Citroen C1 Furio 2016 review
The Citroen C1 Furio is cheap to run and looks good, but lacks the ability of its rivals
The Citroen C1 Furio might not be a hot hatch, but it could be worth a look if you want to save a bit of money and still end up with a sporty city car. It looks good, the engine is efficient and fun to use, and the equipment list is pretty good too. However, the C1 is completely outshone in all these respects by the Skoda Citigo. The Skoda is better to drive, more spacious, cheaper and feels more upmarket inside as well.
Don't let the racing stripes, roof spoiler and central exhaust tip fool you: the Citroen C1 Furio isn't a hot hatch. It uses the same 81bhp 1.2-litre three-cylinder petrol engine you can find in the rest of the C1 range, and there's the option for an even smaller 1.0-litre unit too with 67bhp as well.
The C1 Furio is aimed at younger buyers wanting something a bit sportier-looking, but without the extra insurance costs that come with a more powerful engine. There are definitely cost savings too, as this model manages an impressive 65.7mpg and emits just 99g/km of CO2.
So it's cheap to run, then, but the good news is that it's also cheap to buy. The car we tested costs £11,205, but put down a £2,000 deposit and you can drive the car away for just £145 a month on a Citroen finance deal. With standard kit that includes those sporty exterior additions as well as 15-inch alloy wheels, a rev counter, air-conditioning, electric windows and a touchscreen infotainment system, that looks like pretty good value.
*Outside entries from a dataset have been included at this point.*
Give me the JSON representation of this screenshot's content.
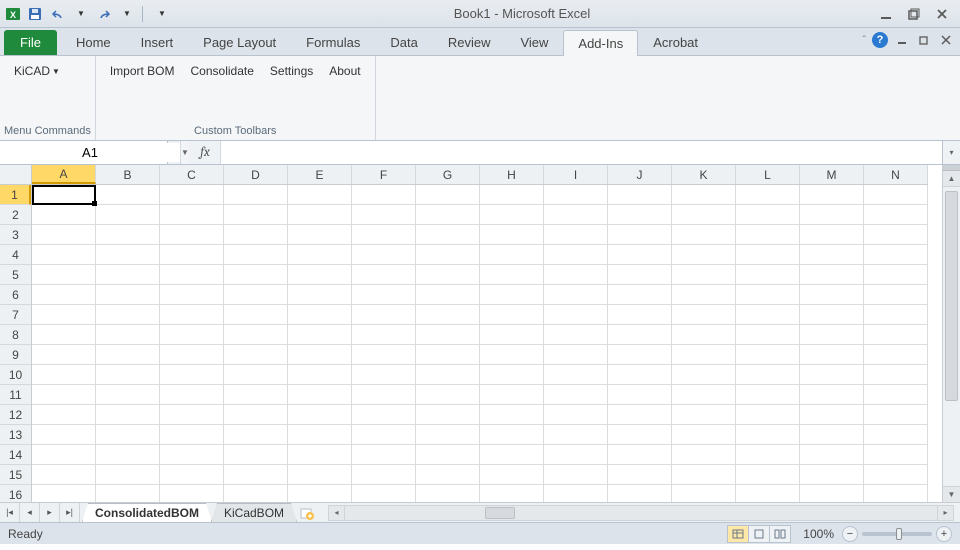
{
  "title": "Book1  -  Microsoft Excel",
  "qat": {
    "save": "Save",
    "undo": "Undo",
    "redo": "Redo"
  },
  "window": {
    "min": "Minimize",
    "max": "Restore",
    "close": "Close"
  },
  "ribbon_tabs": {
    "file": "File",
    "items": [
      "Home",
      "Insert",
      "Page Layout",
      "Formulas",
      "Data",
      "Review",
      "View",
      "Add-Ins",
      "Acrobat"
    ],
    "active": "Add-Ins"
  },
  "ribbon_right": {
    "minimize_ribbon": "▲",
    "help": "?",
    "doc_min": "–",
    "doc_restore": "❐",
    "doc_close": "✕"
  },
  "ribbon": {
    "groups": [
      {
        "label": "Menu Commands",
        "items": [
          {
            "text": "KiCAD",
            "dropdown": true
          }
        ]
      },
      {
        "label": "Custom Toolbars",
        "items": [
          {
            "text": "Import BOM"
          },
          {
            "text": "Consolidate"
          },
          {
            "text": "Settings"
          },
          {
            "text": "About"
          }
        ]
      }
    ]
  },
  "namebox": "A1",
  "formula": "",
  "fx_label": "fx",
  "grid": {
    "columns": [
      "A",
      "B",
      "C",
      "D",
      "E",
      "F",
      "G",
      "H",
      "I",
      "J",
      "K",
      "L",
      "M",
      "N"
    ],
    "rows": [
      1,
      2,
      3,
      4,
      5,
      6,
      7,
      8,
      9,
      10,
      11,
      12,
      13,
      14,
      15,
      16
    ],
    "active_col": "A",
    "active_row": 1
  },
  "sheets": {
    "tabs": [
      "ConsolidatedBOM",
      "KiCadBOM"
    ],
    "active": "ConsolidatedBOM"
  },
  "status": {
    "text": "Ready",
    "zoom": "100%"
  },
  "colors": {
    "accent_green": "#1f8a3b",
    "select_yellow": "#ffd867"
  }
}
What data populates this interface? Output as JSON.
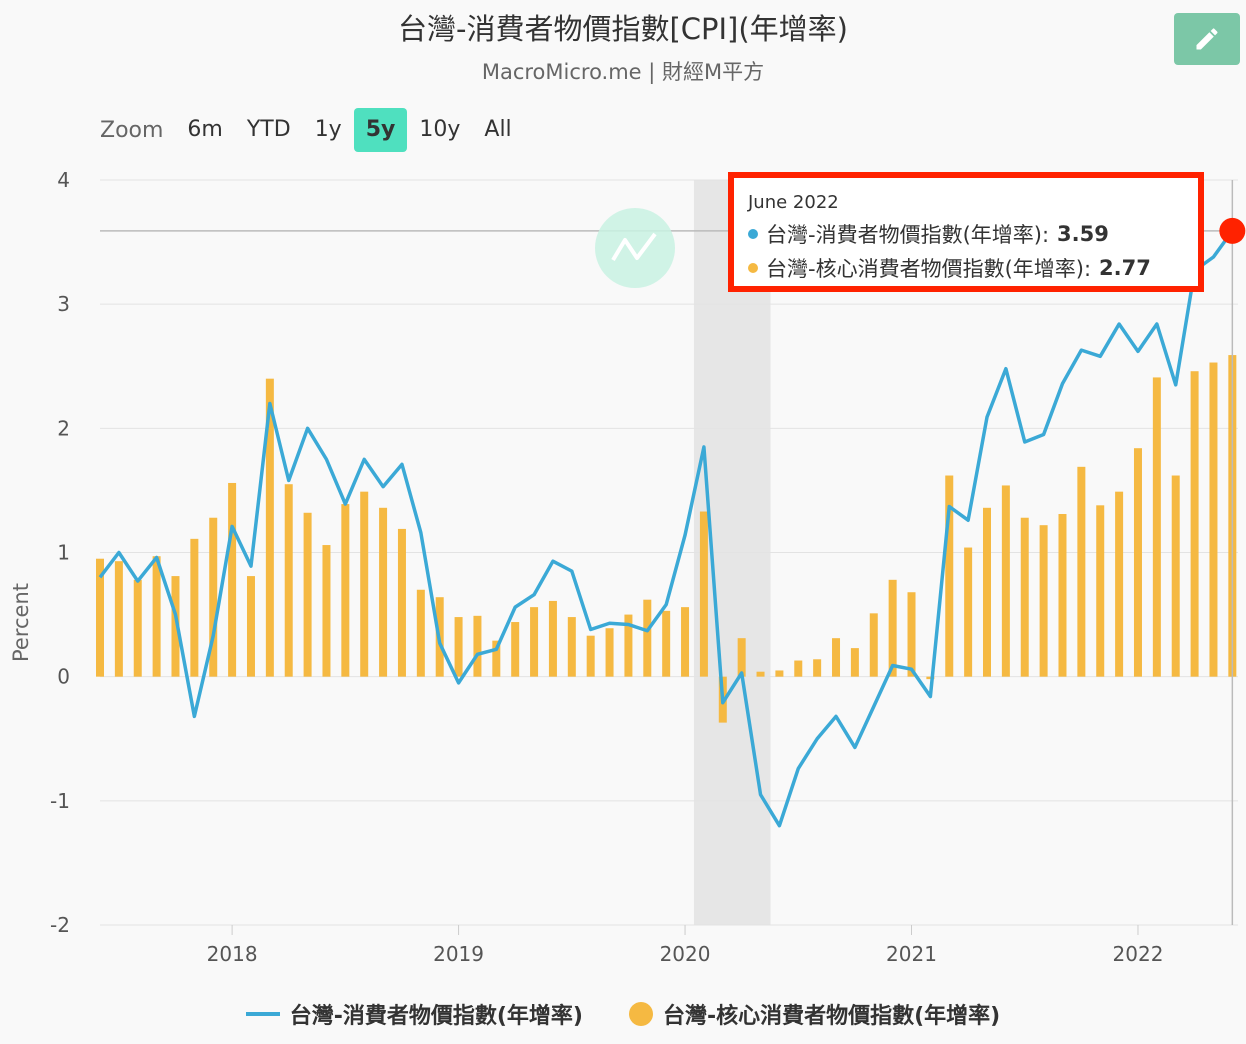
{
  "header": {
    "title": "台灣-消費者物價指數[CPI](年增率)",
    "subtitle": "MacroMicro.me | 財經M平方",
    "edit_icon": "pencil-icon"
  },
  "zoom": {
    "label": "Zoom",
    "options": [
      "6m",
      "YTD",
      "1y",
      "5y",
      "10y",
      "All"
    ],
    "active": "5y"
  },
  "colors": {
    "cpi": "#3ba9d6",
    "core": "#f5b942",
    "marker": "#ff2200",
    "grid": "#e3e3e3",
    "recession": "#e6e6e6"
  },
  "tooltip": {
    "date": "June 2022",
    "rows": [
      {
        "label": "台灣-消費者物價指數(年增率):",
        "value": "3.59"
      },
      {
        "label": "台灣-核心消費者物價指數(年增率):",
        "value": "2.77"
      }
    ]
  },
  "chart_data": {
    "type": "bar+line",
    "ylabel": "Percent",
    "ylim": [
      -2,
      4
    ],
    "yticks": [
      "4",
      "3",
      "2",
      "1",
      "0",
      "-1",
      "-2"
    ],
    "xticks": [
      "2018",
      "2019",
      "2020",
      "2021",
      "2022"
    ],
    "x_start": "2017-06",
    "x_end": "2022-06",
    "shaded_period": [
      "2020-02",
      "2020-05"
    ],
    "series": [
      {
        "name": "台灣-消費者物價指數(年增率)",
        "kind": "line",
        "values": [
          0.8,
          1.0,
          0.77,
          0.96,
          0.5,
          -0.32,
          0.33,
          1.21,
          0.89,
          2.2,
          1.58,
          2.0,
          1.75,
          1.39,
          1.75,
          1.53,
          1.71,
          1.16,
          0.27,
          -0.05,
          0.18,
          0.22,
          0.56,
          0.66,
          0.93,
          0.85,
          0.38,
          0.43,
          0.42,
          0.37,
          0.58,
          1.14,
          1.85,
          -0.21,
          0.03,
          -0.95,
          -1.2,
          -0.74,
          -0.5,
          -0.32,
          -0.57,
          -0.24,
          0.09,
          0.06,
          -0.16,
          1.37,
          1.26,
          2.09,
          2.48,
          1.89,
          1.95,
          2.36,
          2.63,
          2.58,
          2.84,
          2.62,
          2.84,
          2.35,
          3.27,
          3.38,
          3.59
        ]
      },
      {
        "name": "台灣-核心消費者物價指數(年增率)",
        "kind": "bar",
        "values": [
          0.95,
          0.93,
          0.78,
          0.97,
          0.81,
          1.11,
          1.28,
          1.56,
          0.81,
          2.4,
          1.55,
          1.32,
          1.06,
          1.39,
          1.49,
          1.36,
          1.19,
          0.7,
          0.64,
          0.48,
          0.49,
          0.29,
          0.44,
          0.56,
          0.61,
          0.48,
          0.33,
          0.39,
          0.5,
          0.62,
          0.53,
          0.56,
          1.33,
          -0.37,
          0.31,
          0.04,
          0.05,
          0.13,
          0.14,
          0.31,
          0.23,
          0.51,
          0.78,
          0.68,
          -0.02,
          1.62,
          1.04,
          1.36,
          1.54,
          1.28,
          1.22,
          1.31,
          1.69,
          1.38,
          1.49,
          1.84,
          2.41,
          1.62,
          2.46,
          2.53,
          2.59,
          2.77
        ]
      }
    ]
  },
  "legend": {
    "items": [
      "台灣-消費者物價指數(年增率)",
      "台灣-核心消費者物價指數(年增率)"
    ]
  }
}
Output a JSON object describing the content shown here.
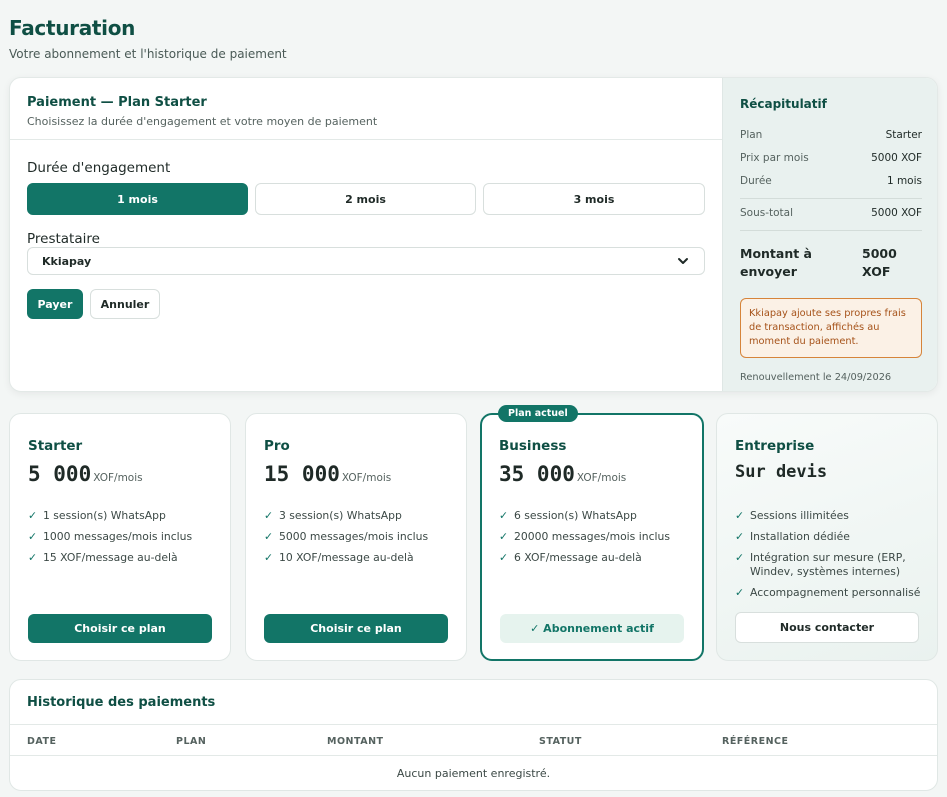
{
  "page": {
    "title": "Facturation",
    "subtitle": "Votre abonnement et l'historique de paiement"
  },
  "payment": {
    "title": "Paiement — Plan Starter",
    "description": "Choisissez la durée d'engagement et votre moyen de paiement",
    "duration_label": "Durée d'engagement",
    "durations": [
      "1 mois",
      "2 mois",
      "3 mois"
    ],
    "selected_duration": "1 mois",
    "provider_label": "Prestataire",
    "provider_value": "Kkiapay",
    "pay_button": "Payer",
    "cancel_button": "Annuler"
  },
  "summary": {
    "title": "Récapitulatif",
    "rows": [
      {
        "label": "Plan",
        "value": "Starter"
      },
      {
        "label": "Prix par mois",
        "value": "5000 XOF"
      },
      {
        "label": "Durée",
        "value": "1 mois"
      },
      {
        "label": "Sous-total",
        "value": "5000 XOF"
      }
    ],
    "total_label": "Montant à envoyer",
    "total_value": "5000 XOF",
    "warning": "Kkiapay ajoute ses propres frais de transaction, affichés au moment du paiement.",
    "renewal": "Renouvellement le 24/09/2026"
  },
  "plans": [
    {
      "name": "Starter",
      "price": "5 000",
      "unit": "XOF/mois",
      "features": [
        "1 session(s) WhatsApp",
        "1000 messages/mois inclus",
        "15 XOF/message au-delà"
      ],
      "button": "Choisir ce plan"
    },
    {
      "name": "Pro",
      "price": "15 000",
      "unit": "XOF/mois",
      "features": [
        "3 session(s) WhatsApp",
        "5000 messages/mois inclus",
        "10 XOF/message au-delà"
      ],
      "button": "Choisir ce plan"
    },
    {
      "name": "Business",
      "price": "35 000",
      "unit": "XOF/mois",
      "badge": "Plan actuel",
      "features": [
        "6 session(s) WhatsApp",
        "20000 messages/mois inclus",
        "6 XOF/message au-delà"
      ],
      "button": "✓ Abonnement actif"
    },
    {
      "name": "Entreprise",
      "price": "Sur devis",
      "features": [
        "Sessions illimitées",
        "Installation dédiée",
        "Intégration sur mesure (ERP, Windev, systèmes internes)",
        "Accompagnement personnalisé"
      ],
      "button": "Nous contacter"
    }
  ],
  "check_glyph": "✓",
  "history": {
    "title": "Historique des paiements",
    "columns": [
      "DATE",
      "PLAN",
      "MONTANT",
      "STATUT",
      "RÉFÉRENCE"
    ],
    "empty_text": "Aucun paiement enregistré."
  },
  "colors": {
    "accent": "#127567",
    "heading": "#0f4f44",
    "warning_border": "#d6843a",
    "warning_text": "#a6531a"
  }
}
The Citroen C1 is good to drive too, just like many light and nimble city cars - but when you put it next to rivals such as the Skoda Citigo it starts to lose some appeal. The steering is light, which makes the car easy to drive in town but works against it on the open road, where the lack of feel means it's not as good in the corners. The ride is pretty good over bumpy roads, but that means it rolls a lot in corners as well.
The gearshift from the five-speed manual is a bit notchy, but it's still satisfying to use and works well with the 1.2-litre three-cylinder engine. It's not the fastest car around, but the car feels nippy at lower speeds and being a three-pot, the engine sounds good too. The 0-62mph sprint takes 10.9 seconds, about on par for the class, and with 116Nm of torque at 2,750rpm the 1.2 is more than enough for the C1 to keep up with traffic.
It can get a bit noisy inside, but that's expected in a small, cheaper car like this - and many won't mind the pleasant thrum from the engine. At higher speed, wind and road noise means you'll have to turn the radio up to hear it clearly.
Again, though, the C1 Furio falls behind when you put it next to something like a Skoda Citigo Monte Carlo, which also has sporty styling but is also much more fun to drive, and feels more grown up inside as well. The Citroen's interior is charming, with some nicely designed features, but it doesn't feel as plush as its rivals.
The C1 Furio is only available as a three-door, which means it's not the best for transporting people - climbing in the back is a bit of a fuss for taller passengers, and they won't want to stay there long. It's suitable for short trips, and young children, but rear legroom isn't the C1's strong point. Likewise, the 196-litre boot isn't a particularly useful size or shape but you can fold the seats down to free up 780 litres.